さて、このうち50枚が期末に在庫として残っていたので、決算で貯蔵品に振替えるものとします。

考え方としては、税抜経理であれば税抜金額で、税込経理であれば税込金額で貯蔵品に振替えます。

(税抜経理の場合 その1)
 貯蔵品55,000 / 販促費55,000

(税抜経理の場合 その2)
 貯蔵品50,000 / 販促費50,000
 貯蔵品5,000 / 販促費5,000

 50,000円は課税仕入れでないほうの販促費、5,000円は課税仕入れであるほうの販促費ですが、上記の(その1)と同じでもOKです。

(税込経理の場合)
 貯蔵品55,250 / 販促費55,250

 (1,000円+100円+消費税5円)×50枚=55,250円です。

結論
プイペイドカードを貯蔵品に振替えるときの仕訳は、まず最初にそのプリペイドカードを取得したときの仕訳がどうなっていたのかを考えます。
それによって変わってくるのです。

また、消費税の申告計算では、当期における消費税の課税仕入れは、プリペイドカードの当期における作成費部分です。
この例でいうと、税込105円×100枚=10,500円です。
つまり、貯蔵品に振替えた部分も当期における課税仕入れに含まれるのだということです。

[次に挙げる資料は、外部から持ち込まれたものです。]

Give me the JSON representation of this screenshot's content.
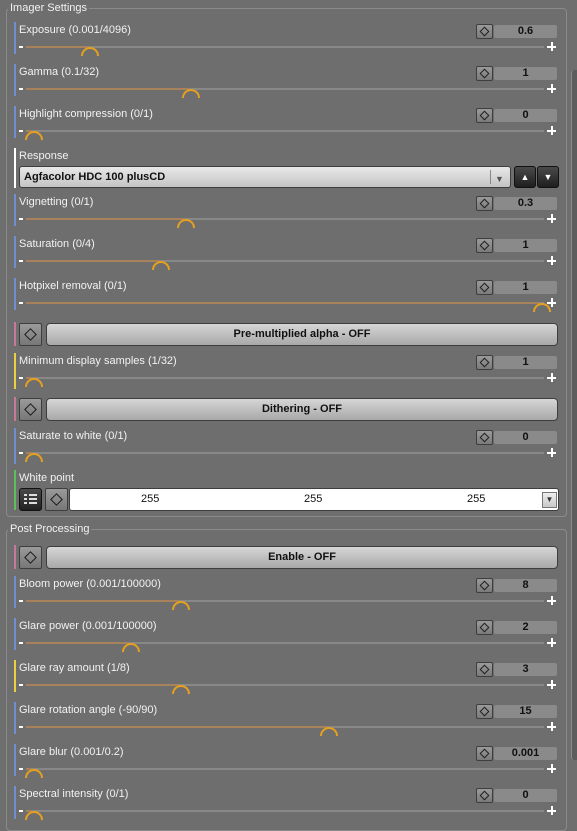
{
  "imager_settings": {
    "title": "Imager Settings",
    "exposure": {
      "label": "Exposure (0.001/4096)",
      "value": "0.6"
    },
    "gamma": {
      "label": "Gamma (0.1/32)",
      "value": "1"
    },
    "highlight_compression": {
      "label": "Highlight compression (0/1)",
      "value": "0"
    },
    "response": {
      "label": "Response",
      "selected": "Agfacolor HDC 100 plusCD",
      "up_glyph": "▲",
      "down_glyph": "▼",
      "combo_glyph": "▼"
    },
    "vignetting": {
      "label": "Vignetting (0/1)",
      "value": "0.3"
    },
    "saturation": {
      "label": "Saturation (0/4)",
      "value": "1"
    },
    "hotpixel_removal": {
      "label": "Hotpixel removal (0/1)",
      "value": "1"
    },
    "premultiplied_alpha": {
      "label": "Pre-multiplied alpha - OFF"
    },
    "min_display_samples": {
      "label": "Minimum display samples (1/32)",
      "value": "1"
    },
    "dithering": {
      "label": "Dithering - OFF"
    },
    "saturate_to_white": {
      "label": "Saturate to white (0/1)",
      "value": "0"
    },
    "white_point": {
      "label": "White point",
      "r": "255",
      "g": "255",
      "b": "255",
      "arrow_glyph": "▼"
    }
  },
  "post_processing": {
    "title": "Post Processing",
    "enable": {
      "label": "Enable - OFF"
    },
    "bloom_power": {
      "label": "Bloom power (0.001/100000)",
      "value": "8"
    },
    "glare_power": {
      "label": "Glare power (0.001/100000)",
      "value": "2"
    },
    "glare_ray_amount": {
      "label": "Glare ray amount (1/8)",
      "value": "3"
    },
    "glare_rotation_angle": {
      "label": "Glare rotation angle (-90/90)",
      "value": "15"
    },
    "glare_blur": {
      "label": "Glare blur (0.001/0.2)",
      "value": "0.001"
    },
    "spectral_intensity": {
      "label": "Spectral intensity (0/1)",
      "value": "0"
    }
  },
  "slider_levels": {
    "exposure": 0.11,
    "gamma": 0.31,
    "highlight_compression": 0.0,
    "vignetting": 0.3,
    "saturation": 0.25,
    "hotpixel_removal": 1.0,
    "min_display_samples": 0.0,
    "saturate_to_white": 0.0,
    "bloom_power": 0.29,
    "glare_power": 0.19,
    "glare_ray_amount": 0.29,
    "glare_rotation_angle": 0.58,
    "glare_blur": 0.0,
    "spectral_intensity": 0.0
  },
  "colors": {
    "panel_bg": "#6e6e6e",
    "knob": "#e6a020",
    "stripe_blue": "#6f8fd0",
    "stripe_pink": "#c8789a",
    "stripe_yellow": "#e8d040",
    "stripe_white": "#ffffff",
    "stripe_green": "#5cbf5c"
  },
  "icons": [
    "reset-diamond-icon",
    "plus-icon",
    "minus-icon",
    "arrow-up-icon",
    "arrow-down-icon",
    "list-icon",
    "dropdown-arrow-icon"
  ]
}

翌期においては、貯蔵品から販促費へ振替える仕訳(再振替仕訳)をすると思います。
(再振替仕訳は単純に決算仕訳の逆をすればよい。)

当然のことながら、翌期の消費税の計算上、翌期の課税仕入れには、当期の課税仕入れとした部分(105円×50枚=5,250円)は含まれませんので、翌期の消費税の申告書を書くときはちょっと注意が必要です。